Tekuni Taekwondo, Suka Tantangan

sabrinaDi usia empat tahun, Sabrina Nouril Jannata hanya mengenal seni tari balet yang dikenalkan orang tuanya. Di tari balet ini Brina begitu sapaan akrabnya boleh dibilang cukup lama kurang lebih lima tahun.

Namun di sela aktivitasnya sebagai penari balet, Brina meluangkan waktunya ikut mengantar kakaknya berlatih olahraga beladiri Taekwondo. Awalnya hanya ikut-ikutan tapi lama-lama Brina pun tertarik untuk mencobanya.

Setelah beberapa kali mencoba latihan akhirnya gadis kelahiran 1998 itu pun memutuskan untuk bergabung di Dojang tempat kakaknya berlatih yaitu Tunas Prita Sakti. Sejak itu pula Brina mulai serius mengikuti latihan taekwondo.

Brina merasakan lebih enjoy dan nyaman. Sejak itu pula berlahan-lahan balet yang sudah lama ditekuninya mulai ditinggalkan, Ia pun memberikan alasan meninggalkan balet karena mengalami kejenuhan.

”Tidak tahu ya kenapa sejak kenal taekwondo saya jadi malas latihan Balet. Mungkin saya sudah jenuh, saya tertarik di olahraga ini karena keren dan keras, apalagi ada yang sampai luka, itu menurut saya tantangan,” ujar putri ketiga pasangan Farid Mukarom dan Indra Kusuma ini.

Mengetahui Brina serius di olahraga taekwondo sang ayah pun sangat mendukung kegiatan Bina tersebut. Maklum karena Ia juga mantan atlet taekwondo sehingga merasakan ada generasi yang mewarisinya.

Setelah enam bulan Brina berlatih, November 2007 Brina mencoba mengikuti kejuaraan resmi yaitu Piala KONI untuk tingkat Pra Yunior, namun hasilnya nihil Ia gagal meraih prestasi. Kegagalan itu membuat semangat Brina sedikit menurun. latihan pun sering absen, dengan berbagai alasan, Bahkan saat seleksi yang diselenggarakan oleh dojang Ia pun absen.
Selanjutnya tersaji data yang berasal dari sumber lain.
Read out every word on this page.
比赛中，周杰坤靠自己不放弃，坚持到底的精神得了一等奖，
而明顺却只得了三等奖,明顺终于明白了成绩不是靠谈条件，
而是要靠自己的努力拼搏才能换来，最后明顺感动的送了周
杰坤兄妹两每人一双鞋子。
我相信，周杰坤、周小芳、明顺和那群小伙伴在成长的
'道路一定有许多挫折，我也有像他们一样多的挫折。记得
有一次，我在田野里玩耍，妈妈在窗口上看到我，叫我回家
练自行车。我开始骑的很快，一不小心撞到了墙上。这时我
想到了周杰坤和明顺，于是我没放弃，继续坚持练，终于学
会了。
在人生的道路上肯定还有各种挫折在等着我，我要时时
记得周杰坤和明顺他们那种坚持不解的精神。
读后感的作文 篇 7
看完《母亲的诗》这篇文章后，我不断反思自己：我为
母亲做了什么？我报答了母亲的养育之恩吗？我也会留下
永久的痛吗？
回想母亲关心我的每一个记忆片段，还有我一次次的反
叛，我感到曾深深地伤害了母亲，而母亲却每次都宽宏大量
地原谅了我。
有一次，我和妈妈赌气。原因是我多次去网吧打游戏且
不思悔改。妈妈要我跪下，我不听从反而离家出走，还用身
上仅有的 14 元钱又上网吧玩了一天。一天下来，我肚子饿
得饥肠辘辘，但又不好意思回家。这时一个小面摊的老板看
Setelah dua tahun tidak menentu, tahun 2009 ketika memasuki sekolah SMP Brina kembali latihan, dan enam bulan berikutnya Brina menuai hasil. Pada Kejuaraan Piala KONI 2009, Ia berhasil meraih juara satu, yang dilanjutkan dengan juara di kejuaraan Piala Walikota Surabaya tahun 2010.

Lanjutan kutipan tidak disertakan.